The Camvert company is benefiting from tax exemptions as part of the implementation of its 60,000-hectare palm plantation project in Campo and Niete, in southern Cameroon. Several environmental activists, such as Greenpeace Africa and Green Development Advocate, denounce the company's support for deforestation and the destruction of indigenous peoples' livelihoods.

Camvert has just obtained tax exemptions from the Cameroonian government for its oil palm plantation project in southern Cameroon. The company of Cameroonian billionaire Aboubakar Al Fatih has signed an agreement with the Investment Promotion Agency (API) allowing it to benefit from the provisions of the 2013 law on incentives for private investment in Cameroon. This regulatory text grants project holders’ tax and customs exemptions ranging from 5 to 10 years, both during the construction and production phases.

For the Cameroonian non-governmental organization (NGO) Green Development Advocate (GDA), this decision is a big scam against the Cameroonian people. “The law on investment incentives cannot be applied to Camvert whose operations do not comply with the legal framework in force. This approach adopted once again by the agro-industry highlights the always tortuous wheels it has chosen to follow since the beginning of its project,” laments Aristide Chacgom, the coordinator of GDA.

Environmental and social non-compliance

The API-supported Camvert project involves the establishment of an agro-industrial complex in Campo, in the southern region of Cameroon. The project, worth 237 billion CFA francs (about 362 million euros), includes the creation of palm groves on a total of 50,000 hectares in Campo and Niete, as well as the construction of palm oil (180,000 tons per year) and palm kernel oil (18,000 tons per year) production plants.

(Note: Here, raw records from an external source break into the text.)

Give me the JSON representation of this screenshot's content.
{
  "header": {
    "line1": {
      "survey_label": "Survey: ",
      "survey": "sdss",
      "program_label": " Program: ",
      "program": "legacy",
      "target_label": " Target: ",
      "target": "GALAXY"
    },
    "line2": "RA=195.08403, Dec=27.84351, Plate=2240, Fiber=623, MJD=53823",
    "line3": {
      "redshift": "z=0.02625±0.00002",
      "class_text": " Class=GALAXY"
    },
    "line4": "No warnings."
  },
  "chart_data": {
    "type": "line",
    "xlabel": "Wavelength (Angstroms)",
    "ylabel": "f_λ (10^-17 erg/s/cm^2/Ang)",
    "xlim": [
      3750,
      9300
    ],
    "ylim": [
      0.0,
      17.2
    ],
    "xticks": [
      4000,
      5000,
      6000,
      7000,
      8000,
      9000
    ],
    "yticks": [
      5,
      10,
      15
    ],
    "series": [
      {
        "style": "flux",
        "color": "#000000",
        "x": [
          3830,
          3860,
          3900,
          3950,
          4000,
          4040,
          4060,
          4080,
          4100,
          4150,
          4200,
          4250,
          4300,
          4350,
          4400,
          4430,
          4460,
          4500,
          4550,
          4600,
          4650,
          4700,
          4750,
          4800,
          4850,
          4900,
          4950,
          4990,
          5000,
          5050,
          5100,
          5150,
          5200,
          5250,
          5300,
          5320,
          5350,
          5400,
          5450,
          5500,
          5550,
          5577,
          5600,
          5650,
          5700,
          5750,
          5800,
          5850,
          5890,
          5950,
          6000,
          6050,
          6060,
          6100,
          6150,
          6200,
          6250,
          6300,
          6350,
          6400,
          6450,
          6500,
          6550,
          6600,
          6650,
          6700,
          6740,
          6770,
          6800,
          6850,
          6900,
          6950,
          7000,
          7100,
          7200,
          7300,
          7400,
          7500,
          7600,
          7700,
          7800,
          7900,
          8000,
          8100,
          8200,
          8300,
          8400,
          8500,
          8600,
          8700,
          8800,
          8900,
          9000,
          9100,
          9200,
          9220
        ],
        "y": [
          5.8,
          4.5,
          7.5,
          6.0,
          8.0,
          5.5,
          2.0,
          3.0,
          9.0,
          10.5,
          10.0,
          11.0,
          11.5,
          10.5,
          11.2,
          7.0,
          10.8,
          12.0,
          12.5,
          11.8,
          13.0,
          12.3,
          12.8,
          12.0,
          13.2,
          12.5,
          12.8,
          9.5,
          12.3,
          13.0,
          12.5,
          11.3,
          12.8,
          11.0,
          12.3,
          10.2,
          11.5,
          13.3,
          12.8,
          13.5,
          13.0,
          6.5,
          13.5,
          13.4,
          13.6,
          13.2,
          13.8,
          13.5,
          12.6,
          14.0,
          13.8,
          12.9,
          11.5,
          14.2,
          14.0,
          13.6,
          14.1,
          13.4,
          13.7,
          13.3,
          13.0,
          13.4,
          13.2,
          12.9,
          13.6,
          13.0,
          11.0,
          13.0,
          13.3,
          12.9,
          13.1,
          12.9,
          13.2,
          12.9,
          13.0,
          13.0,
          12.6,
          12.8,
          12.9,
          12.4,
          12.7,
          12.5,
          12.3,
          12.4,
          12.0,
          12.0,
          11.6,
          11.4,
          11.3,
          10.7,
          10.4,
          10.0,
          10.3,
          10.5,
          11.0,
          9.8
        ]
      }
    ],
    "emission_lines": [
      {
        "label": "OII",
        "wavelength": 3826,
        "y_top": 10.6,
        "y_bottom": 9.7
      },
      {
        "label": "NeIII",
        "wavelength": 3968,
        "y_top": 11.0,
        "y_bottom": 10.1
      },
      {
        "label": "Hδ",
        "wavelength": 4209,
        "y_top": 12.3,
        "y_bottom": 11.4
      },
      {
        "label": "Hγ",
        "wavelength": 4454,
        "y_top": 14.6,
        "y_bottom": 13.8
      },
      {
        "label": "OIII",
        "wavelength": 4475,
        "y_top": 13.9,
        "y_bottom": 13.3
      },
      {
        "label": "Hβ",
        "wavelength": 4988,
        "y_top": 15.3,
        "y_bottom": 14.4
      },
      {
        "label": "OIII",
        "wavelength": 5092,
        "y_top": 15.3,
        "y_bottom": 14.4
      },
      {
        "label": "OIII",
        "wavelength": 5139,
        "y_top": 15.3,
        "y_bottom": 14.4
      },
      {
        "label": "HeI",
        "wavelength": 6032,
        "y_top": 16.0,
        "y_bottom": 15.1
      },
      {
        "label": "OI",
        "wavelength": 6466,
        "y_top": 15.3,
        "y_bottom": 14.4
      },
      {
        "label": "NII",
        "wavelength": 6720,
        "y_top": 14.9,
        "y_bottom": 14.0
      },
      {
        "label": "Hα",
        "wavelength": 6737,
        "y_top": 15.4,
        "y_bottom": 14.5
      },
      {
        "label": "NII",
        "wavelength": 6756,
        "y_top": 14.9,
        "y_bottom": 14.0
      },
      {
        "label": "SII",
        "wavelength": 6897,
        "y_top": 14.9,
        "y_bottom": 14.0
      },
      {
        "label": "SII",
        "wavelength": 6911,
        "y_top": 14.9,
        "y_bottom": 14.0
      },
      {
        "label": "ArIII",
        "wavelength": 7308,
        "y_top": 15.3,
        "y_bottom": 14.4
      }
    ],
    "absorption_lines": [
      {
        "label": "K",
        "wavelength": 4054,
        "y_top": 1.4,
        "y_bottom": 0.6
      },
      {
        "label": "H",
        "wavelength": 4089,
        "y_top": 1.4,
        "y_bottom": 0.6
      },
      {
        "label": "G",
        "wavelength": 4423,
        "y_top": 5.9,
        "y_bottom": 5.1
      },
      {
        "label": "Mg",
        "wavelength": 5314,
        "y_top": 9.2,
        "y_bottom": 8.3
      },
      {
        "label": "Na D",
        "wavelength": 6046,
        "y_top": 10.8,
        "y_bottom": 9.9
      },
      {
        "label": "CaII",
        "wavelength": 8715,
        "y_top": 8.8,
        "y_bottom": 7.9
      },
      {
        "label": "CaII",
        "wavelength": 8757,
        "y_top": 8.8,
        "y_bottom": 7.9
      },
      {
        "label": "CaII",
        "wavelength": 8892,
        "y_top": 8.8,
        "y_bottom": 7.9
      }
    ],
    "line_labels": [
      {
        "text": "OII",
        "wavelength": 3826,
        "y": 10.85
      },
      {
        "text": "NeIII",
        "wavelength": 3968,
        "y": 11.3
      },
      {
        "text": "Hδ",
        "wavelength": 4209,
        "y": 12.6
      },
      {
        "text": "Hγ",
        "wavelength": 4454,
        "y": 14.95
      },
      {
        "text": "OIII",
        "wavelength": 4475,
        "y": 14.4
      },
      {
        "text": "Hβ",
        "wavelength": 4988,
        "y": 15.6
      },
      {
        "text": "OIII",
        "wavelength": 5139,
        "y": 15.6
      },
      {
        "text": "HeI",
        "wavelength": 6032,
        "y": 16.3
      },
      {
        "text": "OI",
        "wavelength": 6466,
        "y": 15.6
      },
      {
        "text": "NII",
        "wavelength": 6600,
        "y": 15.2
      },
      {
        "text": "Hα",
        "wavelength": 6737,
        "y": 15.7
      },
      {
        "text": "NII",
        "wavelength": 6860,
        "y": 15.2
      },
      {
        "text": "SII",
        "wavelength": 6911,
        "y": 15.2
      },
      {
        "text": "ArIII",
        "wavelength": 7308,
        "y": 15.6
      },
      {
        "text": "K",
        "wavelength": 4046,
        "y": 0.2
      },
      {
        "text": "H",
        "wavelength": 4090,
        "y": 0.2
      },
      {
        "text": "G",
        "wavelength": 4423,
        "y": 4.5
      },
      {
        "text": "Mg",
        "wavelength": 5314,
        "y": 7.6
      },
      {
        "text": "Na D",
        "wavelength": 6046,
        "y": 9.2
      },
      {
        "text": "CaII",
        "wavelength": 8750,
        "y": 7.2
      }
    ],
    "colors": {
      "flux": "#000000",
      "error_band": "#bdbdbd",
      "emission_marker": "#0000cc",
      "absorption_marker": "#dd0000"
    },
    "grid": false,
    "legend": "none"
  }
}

But for conservationists, such a project cannot benefit from the provisions of the 2013 law, revised in 2017, on incentives for private investment in Cameroon. It is detrimental to biodiversity, the climate and the local communities of Campo and Niete. “How is it that a company that wants to raze 60,000 hectares of forest and destroy the livelihoods of local communities in the process can benefit from tax exemptions? This decision appears to be a bonus granted to the company to continue violating the law and undermine Cameroon’s commitments,” said Ranece Jovial Ndjeudja, Forest Campaigner at Greenpeace Africa.

Read also-CAMEROON: « Camvert » palm grove project offers environmental guarantees

In December 2021, Greenpeace Africa and its partner GDA released a report that exposes the disastrous effects of Camvert’s presence on the lives of local residents, on the forests and on biodiversity.

And yet in May 2020, Camvert’s promoters presented the environmental and social guarantees of their palm grove. The project will dedicate 10,000 ha to biodiversity conservation. The local communities will also have 5,000 ha reserved for their own use, and Camvert is committed to accompanying them in the establishment of community plantations and to buying back their production. The company is also committed to protecting the wildlife of Campo Ma’an National Park, with which it shares a border of about 50 kilometers, from the impacts of its activities.